From The Mighty Moo: The USS Cowpens and Her Epic World War II Journey from Jinx Ship to the Navy’s First Carrier into Tokyo Bay, by Nathan Canestaro (Grand Central, 2024), Kindle p. 132:

Despite the absence of the enemy fleet, land-based planes from Palau and nearby islands remained to menace the US carrier task force. By 8 p.m. on March 29 Japanese torpedo bombers were massing at the edges of the Moo’s radar screens. Two divisions of Hellcats led by Al Morton were flying the last CAP [= Combat Air Patrol] of the day; faced with encroaching darkness and imminent enemy attack, Captain McConnell ordered Morton to bring his planes home. Seven of the eight got aboard, but the last man in the formation, Ens. Anderson Bowers, ran into trouble when the plane in front of him went into the crash barrier. By the time the plane handlers cleared the wreck out, McConnell had put the Moo into its evasive maneuvers to throw off enemy attacks, which put her out of the wind and unable to land planes.

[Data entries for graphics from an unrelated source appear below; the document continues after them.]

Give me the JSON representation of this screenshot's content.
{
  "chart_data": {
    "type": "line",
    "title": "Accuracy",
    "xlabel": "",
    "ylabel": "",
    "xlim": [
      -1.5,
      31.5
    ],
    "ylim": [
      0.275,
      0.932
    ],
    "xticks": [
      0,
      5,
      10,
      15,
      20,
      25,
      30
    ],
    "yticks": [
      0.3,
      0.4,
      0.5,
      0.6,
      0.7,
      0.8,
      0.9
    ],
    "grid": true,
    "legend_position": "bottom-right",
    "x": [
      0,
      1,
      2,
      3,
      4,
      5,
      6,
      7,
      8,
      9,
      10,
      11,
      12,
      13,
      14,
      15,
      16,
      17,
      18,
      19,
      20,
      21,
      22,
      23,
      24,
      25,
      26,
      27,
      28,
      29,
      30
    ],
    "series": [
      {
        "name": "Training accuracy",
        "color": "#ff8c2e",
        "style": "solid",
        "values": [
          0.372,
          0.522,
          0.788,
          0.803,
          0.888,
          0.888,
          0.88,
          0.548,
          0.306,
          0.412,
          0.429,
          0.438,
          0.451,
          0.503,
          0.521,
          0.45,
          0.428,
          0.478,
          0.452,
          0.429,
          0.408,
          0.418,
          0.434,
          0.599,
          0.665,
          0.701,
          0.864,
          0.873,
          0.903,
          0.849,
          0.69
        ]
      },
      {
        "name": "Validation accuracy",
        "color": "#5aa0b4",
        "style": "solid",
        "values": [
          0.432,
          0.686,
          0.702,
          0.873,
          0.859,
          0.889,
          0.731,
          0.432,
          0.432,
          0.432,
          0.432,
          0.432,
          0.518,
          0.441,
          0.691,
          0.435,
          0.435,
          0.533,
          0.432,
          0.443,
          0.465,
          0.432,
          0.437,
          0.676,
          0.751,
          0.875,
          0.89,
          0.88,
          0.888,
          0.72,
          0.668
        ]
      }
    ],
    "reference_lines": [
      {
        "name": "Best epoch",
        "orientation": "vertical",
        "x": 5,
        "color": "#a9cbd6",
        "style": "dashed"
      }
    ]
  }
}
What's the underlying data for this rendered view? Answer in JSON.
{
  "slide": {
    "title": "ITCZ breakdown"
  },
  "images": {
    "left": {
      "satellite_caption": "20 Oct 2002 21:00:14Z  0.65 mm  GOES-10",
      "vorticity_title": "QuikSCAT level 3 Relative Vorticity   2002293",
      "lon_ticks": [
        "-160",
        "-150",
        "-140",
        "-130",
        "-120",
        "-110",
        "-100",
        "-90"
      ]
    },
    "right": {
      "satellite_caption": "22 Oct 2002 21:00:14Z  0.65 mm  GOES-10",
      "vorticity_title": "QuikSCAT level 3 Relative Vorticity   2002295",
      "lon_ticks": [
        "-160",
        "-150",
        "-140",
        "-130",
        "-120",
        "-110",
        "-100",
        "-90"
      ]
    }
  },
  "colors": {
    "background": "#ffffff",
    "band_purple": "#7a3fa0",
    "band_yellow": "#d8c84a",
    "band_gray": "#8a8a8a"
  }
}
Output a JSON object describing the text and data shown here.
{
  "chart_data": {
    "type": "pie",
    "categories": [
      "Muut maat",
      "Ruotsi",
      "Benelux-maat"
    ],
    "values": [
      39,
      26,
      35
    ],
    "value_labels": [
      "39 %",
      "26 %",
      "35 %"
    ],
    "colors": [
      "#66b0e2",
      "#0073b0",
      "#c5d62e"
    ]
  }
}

Admiral Reeves ordered Bowers to ditch his plane alongside a destroyer, and Bowers, who had little experience in night operations, took the order literally. He made a perfect water landing near one of Cowpens’ escorts, but did not remember that standard procedure was to land one thousand yards ahead of a rescue ship—and the destroyer steamed off ahead looking for him. Bowers floated in his Mae West life vest for fifty-five minutes in the bath-warm Palauan waters before finally attracting the attention of another ship with gunfire from his pistol. Bowers did not keep his gun for long, however; the destroyermen extracted a ransom for every carrier pilot they recovered. Usually they stripped the pilot of every possible souvenir—flight jackets, silk survival maps, knives, and pistol—and then demanded in trade from his home ship a GI can full of ice cream, perhaps thirty-five to forty gallons in all. While grateful for the rescue, one pilot observed that “you don’t come out with a thing except your life.”